The irony is too much.
So, is this the way we European people are supposed to be more democratic than the now-called American neo-nazists? I am afraid the only current place on the planet that allows a fair existence is Antarctica…
She can stuff that euro pole up her ass.
Please just get rid of the tech giants, not their tech
Aside from privacy concerns, if law enforcement have a way to access data, so do criminals. These people are not dumb, they just don’t care.
sure. Just as long as you let me in to your house
If the data is encrypted end-to-end then the servers don’t have the keys to decode the messages. If the messages are encrypted client-server then the data and keys would be stored server-side. There’s no need to compromise security further by allowing police to have agency over the decrypting part. Warrants should be able to force companies to share specifically identified data. It should be used to prosecute specific criminals not act as a data lake for law enforcement. Noone is saying that police shouldn’t be able to get information via a lawful warrant. Privacy shouldn’t be discarded just because police are frustrated with private companies.
And even then, if this plan worked, you’re only compelling lawfully abiding companies. Criminals will just move to another service. It wouldn’t take much distrust for a paranoid, conspiring criminal group to switch.
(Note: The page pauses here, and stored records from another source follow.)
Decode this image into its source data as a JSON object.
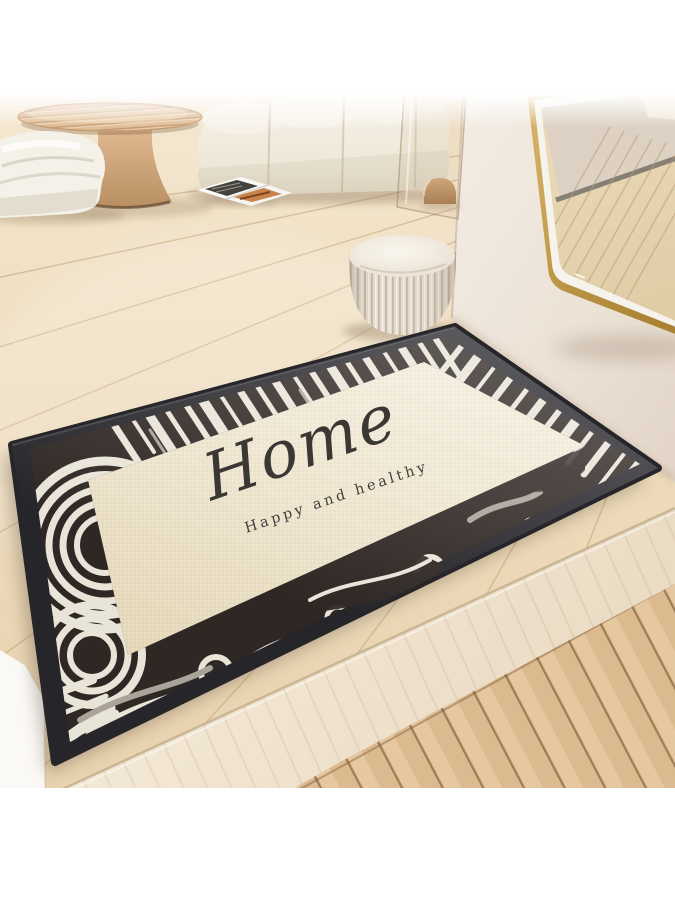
{
  "mat": {
    "title": "Home",
    "subtitle": "Happy and healthy",
    "title_color": "#3a3734",
    "subtitle_color": "#433f3a",
    "binding_color": "#26252a",
    "border_dark": "#2f2724",
    "border_stripe_light": "#e9e4d8",
    "field_color": "#efe6d0"
  },
  "scene": {
    "background_color": "#ffffff",
    "wall_color": "#efe7dd",
    "floor_color": "#f0e1c6",
    "foreground_floor_color": "#dcba8f",
    "platform_edge_color": "#f2e7d5",
    "mirror_frame_color": "#c9a254",
    "pouf_color": "#e9e1d3",
    "sofa_color": "#f2ede2",
    "lounge_chair_color": "#f4f1e9",
    "coffee_table_color": "#d9b089"
  }
}
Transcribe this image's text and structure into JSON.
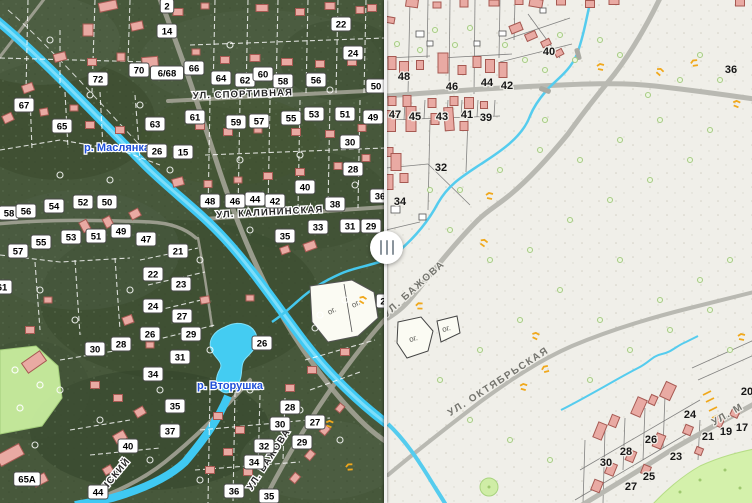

Doesn’t inspire much confidence.
Glad to see the EU is doing their best not to fall back on the fascism trend.
fascism encapsulated – as we see the big brother dream is forever young
who is going to run room 101?
news flash. “Criminals” will adapt as soon as the 1st arrests are made, and the rest of the law abiding public will suffer over their eroded rights
Tech giants bad so you better listen to and support the warm-fuzzy EU bureaucrat
Time to buy a cheap phone number, and send it a lot of porn, or a lot of PDF files with the text “you wanted this right?” And then sending that a million times, so that it gets picked up my a radar
Monthly EU chat control scandal
We are willing to risk a little safety for assurance of our fundamental freedoms.
Chat control did not pass. Stop pushing for mass surveilance. We don’t want it.
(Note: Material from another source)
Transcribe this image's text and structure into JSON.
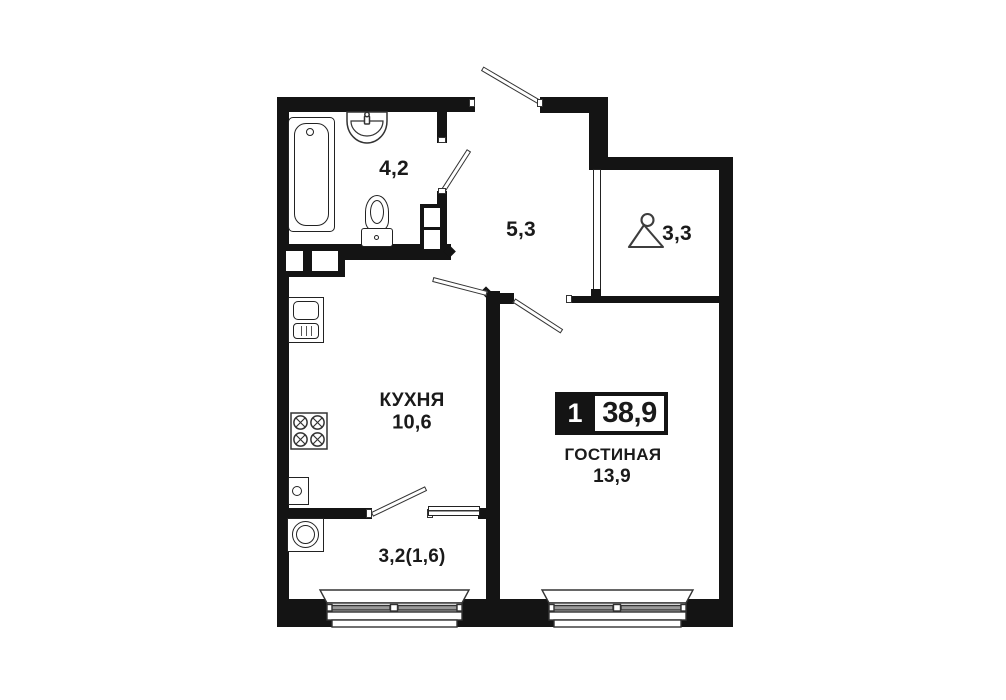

waiting for the muppets commenting “i am fine with it. what are you trying to hide?”
One, and that is one of many, problem with this is once you create a backdoor, that is a backdoor many others can walk through.
Booooooo!
Yeah, let’s first make all communications by politicians and government officials public. Then we can talk about “unlocking encryption” for the rest of us.
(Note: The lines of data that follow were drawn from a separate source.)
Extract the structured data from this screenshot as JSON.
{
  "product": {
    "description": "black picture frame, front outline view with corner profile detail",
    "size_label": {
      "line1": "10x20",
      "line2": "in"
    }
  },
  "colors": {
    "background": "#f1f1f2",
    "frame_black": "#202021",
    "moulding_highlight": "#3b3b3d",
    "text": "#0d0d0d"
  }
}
It’s a shame that such a statement won’t immediately lead to her being fired both due to technical incompetence and due to fundamental incompatibility with human rights. She’s a lot more dangerous than whatever criminals she’s talking about are.
i love how tech illiterate people think about encryption keys, and back doors…. there is no such thing as a key for the good guys! if the any agency or police department has it than you can be 100% sure that at least one nefarious actor has it too…. Great….now nobody is safe…
Europe does good thing, europe does bad thing.
“They attac, they protec” or how did the meme go
Like protect us from chemicals and billionaires not from fucking freedom and privacy
So hard to choose which fuck head to vote when it all seems to be about choosing which right to lose
Fuck. Off.
Stopping crime warrants all tools. Next do capital punishment and guilty until proven innocent?